The Equeue module now provides these concepts as abstractions you can program with. It is a general-purpose event queue, allowing to specify an arbitrary event source, to manage event handlers, and offering a system how the events are sent to the event handlers that can process them. The Unixqueue module is a layer above Equeue and deals with file descriptor events. It has already an event source generating file descriptor events using the Unix.select system call, and it provides a way to manage file descriptor resources.

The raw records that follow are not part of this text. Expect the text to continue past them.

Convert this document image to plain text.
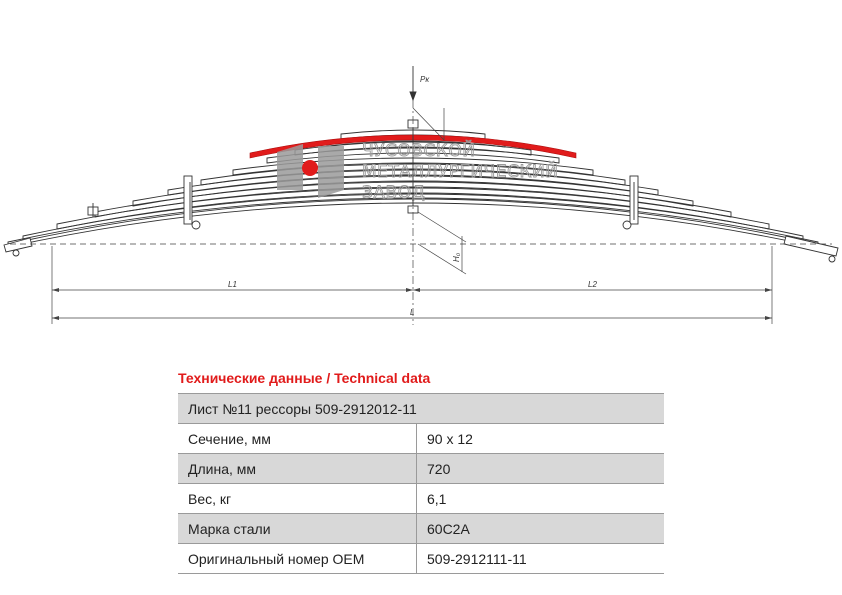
Pк
ЧУСОВСКОЙ
МЕТАЛЛУРГИЧЕСКИЙ
ЗАВОД
L1	L2
L
H₀
Технические данные / Technical data
Лист №11 рессоры 509-2912012-11	
Сечение, мм	90 x 12
Длина, мм	720
Вес, кг	6,1
Марка стали	60С2А
Оригинальный номер OEM	509-2912111-11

Especially the Unixqueue abstraction is an interesting link between the operating system and components offering services on file descriptors. For example, it is possible to create one event queue, and to attach several, independent components to this queue, and to invoke these components in parallel. For instance, consider a HTTP proxy. Such proxies accept connections and forward them to the service that can best deal with the requests arriving. These services are typically a disk cache, a HTTP client, and an FTP client. Using the Unixqueue model, you can realize this constellation by creating one event queue, and by attaching the services to it which can be independently programmed and tested; finally these components communicate either directly with the outer world or with other components only by putting events onto the queue and receiving events from this queue.